Some analysts have noted that a plateau in inflation in the Federal Reserve’s aggressive tightening cycle will push real yields higher, making gold less attractive as a non-performing asset.

“With respect to gold, in particular, the US TIPS yield is now comfortably in positive territory, which will dampen investment demand for gold given that it offers no yield,” they said. the commodity economists at Capital Economics.

US data provides little direction to markets

Although US markets are closed on Monday for Memorial Day, it will be a busy week for economic data.

On Friday, economists and analysts will be eager to see the latest nonfarm payrolls report to see how the labor market is performing in the current economic environment.

While the main data reports will be released next week, market analysts said they will have little impact on interest rate expectations.

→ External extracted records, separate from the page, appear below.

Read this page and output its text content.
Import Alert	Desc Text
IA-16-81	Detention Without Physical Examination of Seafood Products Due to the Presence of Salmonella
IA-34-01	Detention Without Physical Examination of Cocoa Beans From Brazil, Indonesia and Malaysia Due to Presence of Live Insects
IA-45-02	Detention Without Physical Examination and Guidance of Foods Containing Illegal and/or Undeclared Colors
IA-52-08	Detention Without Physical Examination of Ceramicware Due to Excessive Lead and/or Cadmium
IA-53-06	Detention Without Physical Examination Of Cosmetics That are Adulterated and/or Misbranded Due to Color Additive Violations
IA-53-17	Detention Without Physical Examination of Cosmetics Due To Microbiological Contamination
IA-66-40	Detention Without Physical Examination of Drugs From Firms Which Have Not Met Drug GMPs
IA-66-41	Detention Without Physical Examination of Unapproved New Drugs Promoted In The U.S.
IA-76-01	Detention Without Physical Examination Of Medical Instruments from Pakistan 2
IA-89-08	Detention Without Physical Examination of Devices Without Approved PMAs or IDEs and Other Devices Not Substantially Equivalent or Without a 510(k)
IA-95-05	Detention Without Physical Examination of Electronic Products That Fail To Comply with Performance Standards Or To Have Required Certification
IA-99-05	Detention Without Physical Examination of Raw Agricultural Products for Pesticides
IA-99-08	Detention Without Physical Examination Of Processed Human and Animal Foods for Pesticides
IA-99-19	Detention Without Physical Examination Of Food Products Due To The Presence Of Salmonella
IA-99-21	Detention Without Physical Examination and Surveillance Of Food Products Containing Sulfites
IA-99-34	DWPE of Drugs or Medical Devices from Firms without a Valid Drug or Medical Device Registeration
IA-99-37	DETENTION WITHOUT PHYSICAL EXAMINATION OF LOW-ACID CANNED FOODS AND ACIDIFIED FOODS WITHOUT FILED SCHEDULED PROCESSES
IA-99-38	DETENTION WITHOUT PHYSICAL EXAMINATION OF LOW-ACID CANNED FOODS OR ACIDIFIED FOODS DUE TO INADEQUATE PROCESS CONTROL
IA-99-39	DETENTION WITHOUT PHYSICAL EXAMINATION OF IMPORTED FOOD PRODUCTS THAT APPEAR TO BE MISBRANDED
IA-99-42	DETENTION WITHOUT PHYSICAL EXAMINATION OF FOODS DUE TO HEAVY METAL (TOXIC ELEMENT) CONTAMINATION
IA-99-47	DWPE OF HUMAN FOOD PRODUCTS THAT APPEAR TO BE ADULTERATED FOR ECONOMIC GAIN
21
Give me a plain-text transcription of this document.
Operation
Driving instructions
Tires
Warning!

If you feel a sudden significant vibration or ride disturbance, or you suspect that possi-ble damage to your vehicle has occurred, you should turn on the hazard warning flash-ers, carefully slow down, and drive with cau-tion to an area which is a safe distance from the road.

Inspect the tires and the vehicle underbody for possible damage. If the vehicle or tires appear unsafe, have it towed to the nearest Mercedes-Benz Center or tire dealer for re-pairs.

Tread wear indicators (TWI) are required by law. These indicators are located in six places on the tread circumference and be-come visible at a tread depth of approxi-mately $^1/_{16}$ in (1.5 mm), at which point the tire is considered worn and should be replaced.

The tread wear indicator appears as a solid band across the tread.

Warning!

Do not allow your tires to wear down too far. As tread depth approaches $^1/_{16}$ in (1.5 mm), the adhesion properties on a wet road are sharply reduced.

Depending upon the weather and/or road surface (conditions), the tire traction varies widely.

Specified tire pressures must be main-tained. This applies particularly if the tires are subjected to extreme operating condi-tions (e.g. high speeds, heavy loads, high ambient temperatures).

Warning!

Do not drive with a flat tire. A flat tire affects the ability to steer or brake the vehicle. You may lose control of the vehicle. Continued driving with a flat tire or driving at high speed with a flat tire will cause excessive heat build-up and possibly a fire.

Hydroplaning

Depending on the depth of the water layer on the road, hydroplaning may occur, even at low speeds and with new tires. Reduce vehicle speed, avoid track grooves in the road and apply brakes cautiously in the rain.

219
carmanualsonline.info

Economists said the central bank is expected to advance 50 basis points in the next two monetary policy meetings, whatever the data says.

Next week’s data

Tuesday: US consumer confidence

Wednesday: Bank of Canada monetary policy decision; ISM Manufacturing PMI

Thursday: ADP non-farm employment change

Friday: United States non-agricultural wages; Services sector ISM PMI

Disclaimer: The opinions expressed in this article are those of the author and may not reflect those of Kitco Metals Inc. The author has made every effort to ensure the accuracy of the information provided; however, neither Kitco Metals Inc. nor the author can guarantee such accuracy. This article is strictly for informational purposes only. This is not a solicitation to trade commodities, securities or other financial instruments. Kitco Metals Inc. and the author of this article accept no responsibility for loss and/or damage resulting from the use of this publication.